Im Rahmen der Veranstaltung „Hilfe für Frauen in Not“ am 15. April kam die 31-jährige SPDBundestagskandidatin Carmen Wegge mit Akteur*innen aus dem Bereich präventiver und aktiver Arbeit im Umgang mit Gewalt gegen Frauen ins Gespräch. Die frauenpolitische Sprecherin der SPD Landtagsfraktion Simone Strohmayr und Sophia Schultes von „via – Wege aus der Gewalt“ waren zusätzliche Ansprechpartnerinnen bei der Veranstaltung. Bereits zu Beginn wurde klar, dass zwar während der Corona-Pandemie die Zahl der hilfesuchenden Frauen für einen Platz im Frauenhaus nicht angestiegen ist, das Beratungsbedürfnis über die Hilfetelefone dagegen schon. Dies liegt daran, dass vielen Frauen zum einen nicht genügend klar kommuniziert worden ist, dass man auch während eines Lockdowns das Haus verlassen kann und darf, um in einem Frauenhaus aufgenommen zu werden.
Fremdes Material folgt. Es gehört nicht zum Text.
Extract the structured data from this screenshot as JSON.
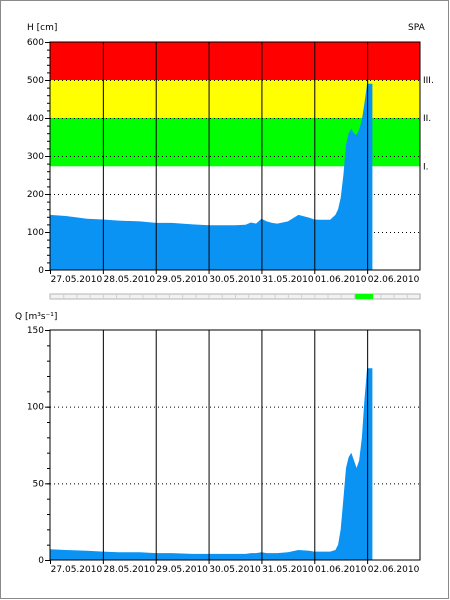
{
  "station_code": "SPA",
  "chart_data": [
    {
      "type": "area",
      "ylabel": "H [cm]",
      "ylim": [
        0,
        600
      ],
      "yticks": [
        0,
        100,
        200,
        300,
        400,
        500,
        600
      ],
      "categories": [
        "27.05.2010",
        "28.05.2010",
        "29.05.2010",
        "30.05.2010",
        "31.05.2010",
        "01.06.2010",
        "02.06.2010"
      ],
      "xrange_days": [
        0,
        7
      ],
      "zones": [
        {
          "label": "I.",
          "from": 273,
          "to": 400,
          "color": "#00ff00"
        },
        {
          "label": "II.",
          "from": 400,
          "to": 500,
          "color": "#ffff00"
        },
        {
          "label": "III.",
          "from": 500,
          "to": 600,
          "color": "#ff0000"
        }
      ],
      "series": [
        {
          "color": "#0a93f3",
          "x": [
            0,
            0.3,
            0.7,
            1.0,
            1.3,
            1.7,
            2.0,
            2.3,
            2.7,
            3.0,
            3.2,
            3.5,
            3.7,
            3.8,
            3.9,
            4.0,
            4.1,
            4.2,
            4.3,
            4.5,
            4.7,
            4.9,
            5.0,
            5.1,
            5.2,
            5.3,
            5.4,
            5.45,
            5.5,
            5.55,
            5.6,
            5.65,
            5.7,
            5.75,
            5.8,
            5.85,
            5.9,
            5.95,
            6.0,
            6.05,
            6.1
          ],
          "values": [
            145,
            142,
            135,
            133,
            130,
            128,
            124,
            124,
            120,
            118,
            118,
            118,
            119,
            125,
            122,
            135,
            128,
            124,
            122,
            128,
            145,
            138,
            133,
            132,
            132,
            132,
            145,
            160,
            190,
            250,
            330,
            360,
            372,
            360,
            355,
            370,
            395,
            440,
            490,
            490,
            490
          ]
        }
      ],
      "current_marker": {
        "x": 6.0,
        "indicator_color": "#00ff00"
      }
    },
    {
      "type": "area",
      "ylabel": "Q [m³s⁻¹]",
      "ylim": [
        0,
        150
      ],
      "yticks": [
        0,
        50,
        100,
        150
      ],
      "categories": [
        "27.05.2010",
        "28.05.2010",
        "29.05.2010",
        "30.05.2010",
        "31.05.2010",
        "01.06.2010",
        "02.06.2010"
      ],
      "xrange_days": [
        0,
        7
      ],
      "series": [
        {
          "color": "#0a93f3",
          "x": [
            0,
            0.3,
            0.7,
            1.0,
            1.3,
            1.7,
            2.0,
            2.3,
            2.7,
            3.0,
            3.3,
            3.7,
            3.8,
            3.9,
            4.0,
            4.1,
            4.2,
            4.3,
            4.5,
            4.7,
            4.9,
            5.0,
            5.1,
            5.2,
            5.3,
            5.4,
            5.45,
            5.5,
            5.55,
            5.6,
            5.65,
            5.7,
            5.75,
            5.8,
            5.85,
            5.9,
            5.95,
            6.0,
            6.05,
            6.1
          ],
          "values": [
            7,
            6.5,
            6,
            5.5,
            5,
            5,
            4.5,
            4.5,
            4,
            4,
            4,
            4,
            4.5,
            4.5,
            5,
            4.5,
            4.5,
            4.5,
            5,
            6.5,
            6,
            5.5,
            5.5,
            5.5,
            5.5,
            6.5,
            10,
            20,
            40,
            60,
            67,
            70,
            65,
            60,
            65,
            80,
            105,
            125,
            125,
            125
          ]
        }
      ]
    }
  ]
}
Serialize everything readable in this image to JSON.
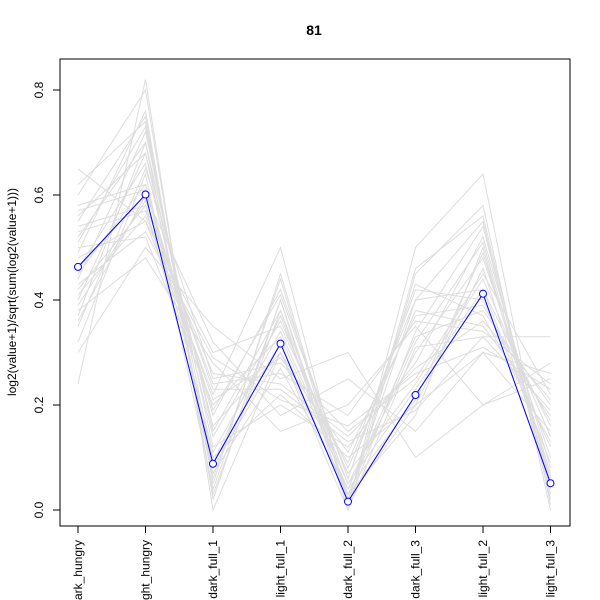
{
  "chart_data": {
    "type": "line",
    "title": "81",
    "xlabel": "",
    "ylabel": "log2(value+1)/sqrt(sum(log2(value+1)))",
    "categories": [
      "dark_hungry",
      "light_hungry",
      "dark_full_1",
      "light_full_1",
      "dark_full_2",
      "dark_full_3",
      "light_full_2",
      "light_full_3"
    ],
    "ylim": [
      0,
      0.8
    ],
    "yticks": [
      0.0,
      0.2,
      0.4,
      0.6,
      0.8
    ],
    "ytick_labels": [
      "0.0",
      "0.2",
      "0.4",
      "0.6",
      "0.8"
    ],
    "grid": false,
    "highlight_series": {
      "color": "#0000ff",
      "values": [
        0.463,
        0.601,
        0.088,
        0.317,
        0.016,
        0.219,
        0.412,
        0.051
      ]
    },
    "background_series_color": "#dddddd",
    "background_series": [
      [
        0.46,
        0.6,
        0.09,
        0.32,
        0.02,
        0.22,
        0.41,
        0.05
      ],
      [
        0.24,
        0.82,
        0.0,
        0.3,
        0.0,
        0.31,
        0.33,
        0.33
      ],
      [
        0.65,
        0.55,
        0.22,
        0.5,
        0.01,
        0.5,
        0.64,
        0.01
      ],
      [
        0.3,
        0.5,
        0.35,
        0.25,
        0.3,
        0.1,
        0.2,
        0.25
      ],
      [
        0.55,
        0.75,
        0.05,
        0.45,
        0.02,
        0.4,
        0.55,
        0.02
      ],
      [
        0.38,
        0.48,
        0.28,
        0.15,
        0.2,
        0.35,
        0.2,
        0.28
      ],
      [
        0.52,
        0.7,
        0.15,
        0.38,
        0.05,
        0.3,
        0.48,
        0.1
      ],
      [
        0.42,
        0.58,
        0.1,
        0.22,
        0.1,
        0.2,
        0.3,
        0.15
      ],
      [
        0.6,
        0.8,
        0.02,
        0.4,
        0.0,
        0.45,
        0.58,
        0.0
      ],
      [
        0.35,
        0.65,
        0.25,
        0.28,
        0.15,
        0.25,
        0.45,
        0.22
      ],
      [
        0.48,
        0.55,
        0.3,
        0.35,
        0.08,
        0.38,
        0.35,
        0.18
      ],
      [
        0.4,
        0.68,
        0.08,
        0.3,
        0.03,
        0.18,
        0.5,
        0.05
      ],
      [
        0.58,
        0.62,
        0.18,
        0.42,
        0.06,
        0.42,
        0.4,
        0.12
      ],
      [
        0.44,
        0.72,
        0.12,
        0.2,
        0.12,
        0.28,
        0.52,
        0.08
      ],
      [
        0.5,
        0.52,
        0.2,
        0.33,
        0.04,
        0.33,
        0.38,
        0.2
      ],
      [
        0.36,
        0.6,
        0.32,
        0.18,
        0.25,
        0.15,
        0.3,
        0.26
      ],
      [
        0.62,
        0.74,
        0.06,
        0.44,
        0.01,
        0.46,
        0.56,
        0.03
      ],
      [
        0.46,
        0.66,
        0.14,
        0.36,
        0.07,
        0.24,
        0.44,
        0.14
      ],
      [
        0.54,
        0.58,
        0.24,
        0.26,
        0.18,
        0.36,
        0.34,
        0.24
      ],
      [
        0.32,
        0.64,
        0.04,
        0.4,
        0.02,
        0.2,
        0.46,
        0.06
      ],
      [
        0.56,
        0.68,
        0.16,
        0.3,
        0.09,
        0.4,
        0.42,
        0.16
      ],
      [
        0.41,
        0.56,
        0.26,
        0.24,
        0.14,
        0.27,
        0.36,
        0.21
      ],
      [
        0.49,
        0.76,
        0.03,
        0.38,
        0.01,
        0.34,
        0.54,
        0.04
      ],
      [
        0.45,
        0.62,
        0.11,
        0.34,
        0.05,
        0.23,
        0.42,
        0.09
      ],
      [
        0.53,
        0.57,
        0.21,
        0.29,
        0.11,
        0.37,
        0.39,
        0.17
      ],
      [
        0.37,
        0.7,
        0.07,
        0.27,
        0.04,
        0.21,
        0.49,
        0.07
      ],
      [
        0.57,
        0.61,
        0.19,
        0.41,
        0.06,
        0.43,
        0.37,
        0.13
      ],
      [
        0.43,
        0.53,
        0.29,
        0.21,
        0.16,
        0.26,
        0.31,
        0.23
      ],
      [
        0.51,
        0.73,
        0.09,
        0.37,
        0.03,
        0.32,
        0.51,
        0.06
      ],
      [
        0.39,
        0.59,
        0.23,
        0.23,
        0.13,
        0.19,
        0.33,
        0.19
      ]
    ]
  }
}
Zum anderen hat man als Frau, für die der Lockdown bereits einen Rückschritt im Rollenbild bedeutet, vielfältige zusätzliche Herausforderungen im Alltag, die den Schritt aus der Konfliktsituation zu Hause bedeutend erschweren. Dies bestätigte auch die anwesende Leiterin des Frauenhauses in Fürstenfeldbruck. „Die Situation in den Landkreisen Starnberg und Landsberg, wenn es um den Schutz von Frauen vor Gewalt geht, ist desaströs“, stellte Carmen Wegge im Lauf der Veranstaltung fest. »Beide Landkreise haben kein eigenes Frauenhaus und Landsberg hat zusätzlich noch nicht einmal eine Gleichstellungsbeauftragte, die gesetzlich aber vorgeschrieben ist«. Erst letzten Monat hat Hannelore Baur erfolgreich für die SPD Kreistagsfraktion in Landsberg einen Antrag auf Konfliktwohnungen im Landkreis gestellt. Wie lang es dauern kann, bis in diesem Bereich von Seiten des Freistaates gehandelt wird, stellte Simone Strohmayr dar, die seit zehn Jahren für eine bessere Ausstattung und eine flächendeckende Versorgung in diesem Bereich kämpft. Immerhin seien nun bayernweit 100 weitere Plätze geplant – davon allerdings erst 15 tatsächlich entstanden. Spannend war auch der Einblick, den Herr Furtwängler von der Stelle „Täter*innen häusliche
Gewalt« geben konnte. Alle Teilnehmenden waren sich einig, dass zu einer wirksamen Bekämpfung der Gewalt auch mit den Täter*innen gearbeitet werden muss. »Was wir dringend brauchen, ist das Recht jeder Frau auf einen Platz in einem Frauenhaus und ein Recht auf Beratung und Begleitung in solchen Situationen. Dafür setze ich mich ein«, so Carmen Wegge. »Damit so etwas aber gelingt, müssen sich die Akteur*innen in diesem Bereich vernetzen und dürfen nicht still sein.“
Genau dies wurde mit dieser Veranstaltung erreicht – das Treffen brachte vielfach neue Kontakte und ist ein wichtiger Vernetzungsschritt der Akteur*innen, die gemeinsam das Angebot für die Frauen in den Landkreisen verbessern werden.